"Quimera" encerra calendário 2018 de exposições da Galeria do Lago

A Galeria do Lago, no Museu da República, encerra o ano com a exposição "Quimera", que reúne quatro artistas de três diferentes gerações. A mostra tem curadoria compartilhada de Isabel Sanson Portella com Ricardo Kugelmas, curador do espaço Auroras em São Paulo. Ana Prata, Bruno Dunley, Veío e Liuba Wolf expõem suas pinturas, esculturas.

Obra de Bruno Dunley.

Trata-se, primeiramente, de um diálogo de gerações em que a exaltação imaginativa em diferentes técnicas aparece como destaque. A Quimera mitológica, símbolo complexo de criações imaginárias do inconsciente, representa a força devastadora dos desejos frustrados, dos sonhos que não se realizam, da utopia e fantasias incongruentes. Monstros fabulosos alimentam, desde sempre, a imaginação do homem com devaneios necessários à expansão da alma.

"Biombo" de Ana Prata.

"O diálogo que se estabelece entre os quatro artistas resulta em uma mostra de identidades e poéticas que se aproximam enquanto falam de desejos e expectativas. Embora as práticas sejam distintas, existe a mesma procura pela excelência, pela abstração e simplicidade das formas. A eles interessa o prazer criativo, a 'brincadeira séria' e a liberdade de sonhar", avalia uma das curadoras, Isabel Sanson Portella, que também é diretora da Galeria do Lago.

Escultura de Liuba Wolf.

Inserida na tradição da escultura moderna desde os anos 1950, Liuba Wolf é considerada uma das pioneiras entre as artistas mulheres que se dedicaram à arte de esculpir.

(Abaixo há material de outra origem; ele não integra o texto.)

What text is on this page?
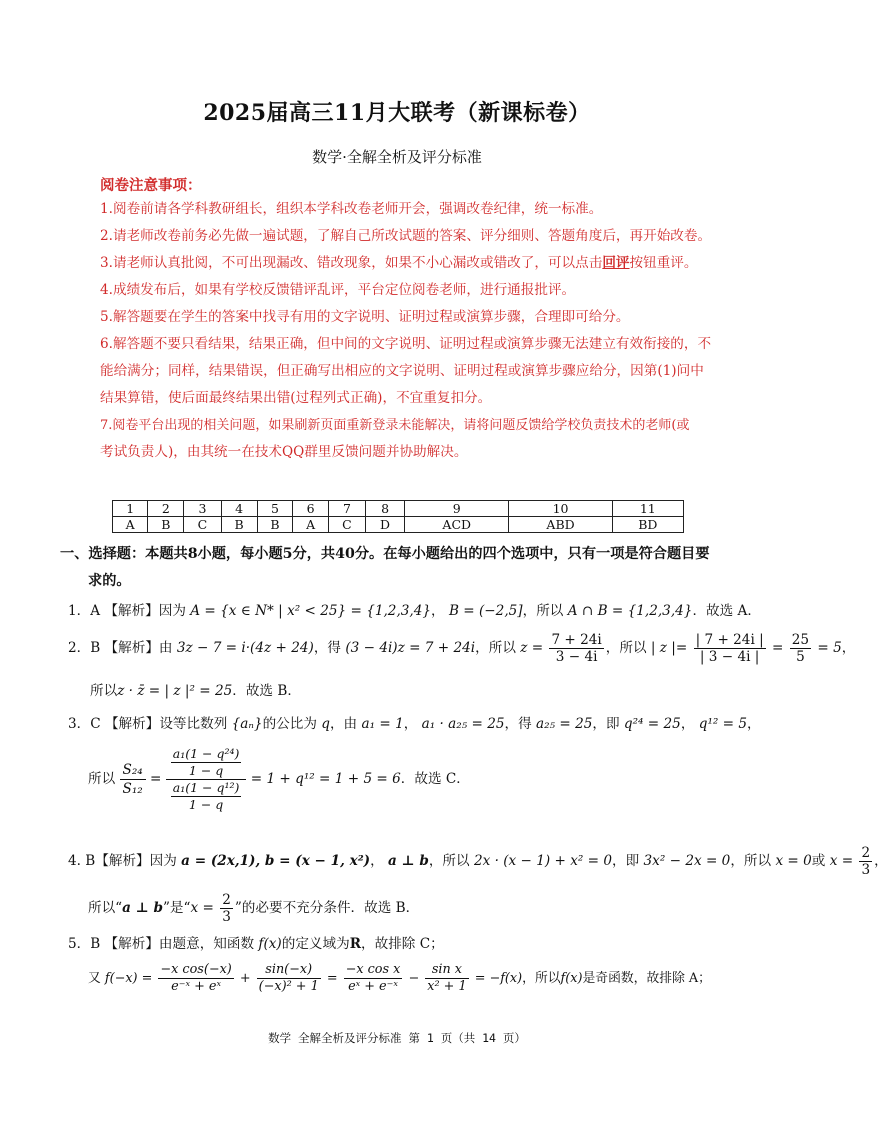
2025届高三11月大联考（新课标卷）
数学·全解全析及评分标准
阅卷注意事项：
1.阅卷前请各学科教研组长，组织本学科改卷老师开会，强调改卷纪律，统一标准。
2.请老师改卷前务必先做一遍试题，了解自己所改试题的答案、评分细则、答题角度后，再开始改卷。
3.请老师认真批阅，不可出现漏改、错改现象，如果不小心漏改或错改了，可以点击回评按钮重评。
4.成绩发布后，如果有学校反馈错评乱评，平台定位阅卷老师，进行通报批评。
5.解答题要在学生的答案中找寻有用的文字说明、证明过程或演算步骤，合理即可给分。
6.解答题不要只看结果，结果正确，但中间的文字说明、证明过程或演算步骤无法建立有效衔接的，不
能给满分；同样，结果错误，但正确写出相应的文字说明、证明过程或演算步骤应给分，因第(1)问中
结果算错，使后面最终结果出错(过程列式正确)，不宜重复扣分。
7.阅卷平台出现的相关问题，如果刷新页面重新登录未能解决，请将问题反馈给学校负责技术的老师(或
考试负责人)，由其统一在技术QQ群里反馈问题并协助解决。
1	2	3	4	5	6	7	8	9	10	11
A	B	C	B	B	A	C	D	ACD	ABD	BD
一、选择题：本题共8小题，每小题5分，共40分。在每小题给出的四个选项中，只有一项是符合题目要
求的。
1．A 【解析】因为 A = {x ∈ N* | x² < 25} = {1,2,3,4}， B = (−2,5]，所以 A ∩ B = {1,2,3,4}．故选 A．
2．B 【解析】由 3z − 7 = i·(4z + 24)，得 (3 − 4i)z = 7 + 24i，所以 $z = \frac{7 + 24i}{3 - 4i}$ ，所以 | z |= $\frac{| 7 + 24i |}{| 3 - 4i |} = \frac{25}{5} = 5$，
所以z · z̄ = | z |² = 25．故选 B．
3．C 【解析】设等比数列 {aₙ}的公比为 q，由 a₁ = 1， a₁ · a₂₅ = 25，得 a₂₅ = 25，即 q²⁴ = 25， q¹² = 5，
所以 $\frac{\text{S₂₄}}{\text{S₁₂}} = \frac{\frac{\text{a₁(1 − q²⁴)}}{1 - q}}{\frac{\text{a₁(1 − q¹²)}}{1 - q}} = 1 + q^{12} = 1 + 5 = 6$．故选 C．
4. B【解析】因为 a = (2x,1), b = (x − 1, x²)， a ⊥ b，所以 2x · (x − 1) + x² = 0，即 3x² − 2x = 0，所以 x = 0或 $x = \frac{2}{3}$ ，
所以“a ⊥ b”是“$x = \frac{2}{3}$ ”的必要不充分条件．故选 B．
5．B 【解析】由题意，知函数 f(x)的定义域为R，故排除 C；
又 $f(-x) = \frac{\text{−x cos(−x)}}{\text{e⁻ˣ + eˣ}} + \frac{\sin(-x)}{\text{(−x)² + 1}} = \frac{\text{−x cos x}}{\text{eˣ + e⁻ˣ}} - \frac{\text{sin x}}{\text{x² + 1}} = -f(x)$，所以f(x)是奇函数，故排除 A；
数学 全解全析及评分标准 第 1 页（共 14 页）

Inicialmente figurativa, a artista passou, a partir dos anos 1960, por uma significativa mudança formal que a levou à "quase abstração", tendo a figura do animal como referência. Suas obras, como a própria artista afirma, vêm do inconsciente e são uma "simbiose entre vegetal e animal".

Obra "Coloridos", de Ana Prata.

Artista sergipano dos mais destacados na arte popular brasileira, Véio utiliza a madeira para representar o seu olhar crítico sobre o homem e a vida no sertão nordestino. Transforma restos de troncos da beira do rio em esculturas coloridas, seres imaginários e personagens místicos que surgem das histórias de assombração ouvidas na infância. O universo de Véio, autodidata e muito enraizado em sua terra natal, é povoado pela tradição popular que o faz perceber o poder da transformação e da luta pela forma pura.

Obra de Bruno Dunley.

Ana Prata entende a pintura como meio de experimentação e linguagem. Seus trabalhos apresentados em Quimera trazem algumas propostas bastante significativas nesse diálogo de gerações e lugares de fala. A procura pela liberdade, o prazer criativo e a imaginação são pontos em comum nos quatro artistas selecionados. Para Ana Prata é importante variar, criar sempre algo novo para que outros sentimentos aflorem. Sua obra está aberta a novas propostas e respostas. E é sempre no olhar do expectador que a narrativa se completará.

Escultura de Véio.

A prática de Bruno Dunley é voltada para a abstração gestual, sem, entretanto, perder o foco na representação dos objetos. Para ele existe uma mudança fundamental na função da imagem que deixa de ser forma única de apresentação de uma ideia. As cores utilizadas, delicadas mesmo quando as imagens são violentas, aparecem ora em manchas, ora como fundo para os desenhos. Quase sempre há uma cor predominante, pastel seco aplicado com vigor além de traços em carvão. Bruno não procura a beleza perfeita e absoluta, mas cada vez mais pensa em uma beleza possível, direta. Algo que faça o espectador apurar o olhar e criar sua própria experiência sensorial.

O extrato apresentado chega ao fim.